The issue is triggered rarely and randomly under heavy load, and once it occurs, it does not recover without intervention. It was introduced by a commit that enabled threaded NAPI by default in WireGuard and affects stable kernel versions 5.15 and 6.1, but not 5.10 or 6.6.

Impact Analysis

This vulnerability can cause network traffic to certain WireGuard peers to stall completely on the decryption side, leading to a loss of connectivity or communication with those peers. This can disrupt services relying on WireGuard VPN tunnels, especially in Kubernetes environments using Cilium with WireGuard encryption.
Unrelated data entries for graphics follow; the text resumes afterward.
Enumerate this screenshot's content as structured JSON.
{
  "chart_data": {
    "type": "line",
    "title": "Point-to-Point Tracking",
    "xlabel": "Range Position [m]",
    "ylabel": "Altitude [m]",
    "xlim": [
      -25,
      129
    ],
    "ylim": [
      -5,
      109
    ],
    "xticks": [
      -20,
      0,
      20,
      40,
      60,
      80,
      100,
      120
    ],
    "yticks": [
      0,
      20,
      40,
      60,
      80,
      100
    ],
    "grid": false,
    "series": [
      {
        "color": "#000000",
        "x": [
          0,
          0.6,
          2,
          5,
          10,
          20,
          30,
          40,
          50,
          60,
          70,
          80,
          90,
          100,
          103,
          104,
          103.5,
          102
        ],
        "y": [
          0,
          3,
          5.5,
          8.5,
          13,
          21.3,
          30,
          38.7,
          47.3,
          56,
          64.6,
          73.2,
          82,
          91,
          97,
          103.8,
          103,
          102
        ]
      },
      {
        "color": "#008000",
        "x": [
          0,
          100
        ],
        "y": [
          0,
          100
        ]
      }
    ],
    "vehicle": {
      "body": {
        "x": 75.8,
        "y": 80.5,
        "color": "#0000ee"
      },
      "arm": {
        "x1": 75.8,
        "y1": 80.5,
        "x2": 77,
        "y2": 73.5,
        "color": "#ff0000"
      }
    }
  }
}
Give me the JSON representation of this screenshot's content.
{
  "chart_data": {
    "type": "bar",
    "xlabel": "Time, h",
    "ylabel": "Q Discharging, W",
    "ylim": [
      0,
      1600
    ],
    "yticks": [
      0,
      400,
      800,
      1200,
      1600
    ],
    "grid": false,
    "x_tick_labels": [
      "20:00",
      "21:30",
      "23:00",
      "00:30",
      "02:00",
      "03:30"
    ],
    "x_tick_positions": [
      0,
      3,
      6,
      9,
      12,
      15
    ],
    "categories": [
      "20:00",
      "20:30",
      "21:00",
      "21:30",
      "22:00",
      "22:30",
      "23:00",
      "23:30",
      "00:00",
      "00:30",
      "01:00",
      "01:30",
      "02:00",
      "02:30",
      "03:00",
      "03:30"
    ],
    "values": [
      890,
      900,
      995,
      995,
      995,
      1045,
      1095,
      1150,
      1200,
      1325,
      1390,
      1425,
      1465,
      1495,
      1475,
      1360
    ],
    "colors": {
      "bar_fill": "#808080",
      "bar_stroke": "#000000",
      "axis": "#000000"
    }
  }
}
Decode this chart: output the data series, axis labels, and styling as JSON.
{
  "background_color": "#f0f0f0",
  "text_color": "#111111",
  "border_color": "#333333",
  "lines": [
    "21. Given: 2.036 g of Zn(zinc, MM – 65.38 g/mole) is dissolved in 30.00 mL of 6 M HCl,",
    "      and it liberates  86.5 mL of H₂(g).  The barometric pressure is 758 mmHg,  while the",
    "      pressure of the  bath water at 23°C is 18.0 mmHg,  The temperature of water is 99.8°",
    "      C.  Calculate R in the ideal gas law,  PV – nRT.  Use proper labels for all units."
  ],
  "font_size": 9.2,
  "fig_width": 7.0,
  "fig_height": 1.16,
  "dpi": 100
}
Since the decryption stops working and does not recover, affected connections to the peer will fail, potentially causing downtime or degraded network performance for applications depending on those connections.

Detection Guidance

This vulnerability can be detected by observing the behavior of WireGuard peers under heavy networking load, specifically looking for stalls in decryption for certain peers while other peers continue to function normally.

A key indicator is that the decryption side stops working completely for a WireGuard peer and never recovers, with no CPU or memory leaks or crashes.

Using bpftrace on the affected system can help detect the issue by showing that wg_prev_queue_enqueue fails because the MAX_QUEUED_PACKETS (1024 skbs) limit for the peer's rx_queue is reached.

Additionally, bpftrace can show that wg_packet_rx_poll for the affected peer is never called again after reaching this state, while it continues normally for other peers.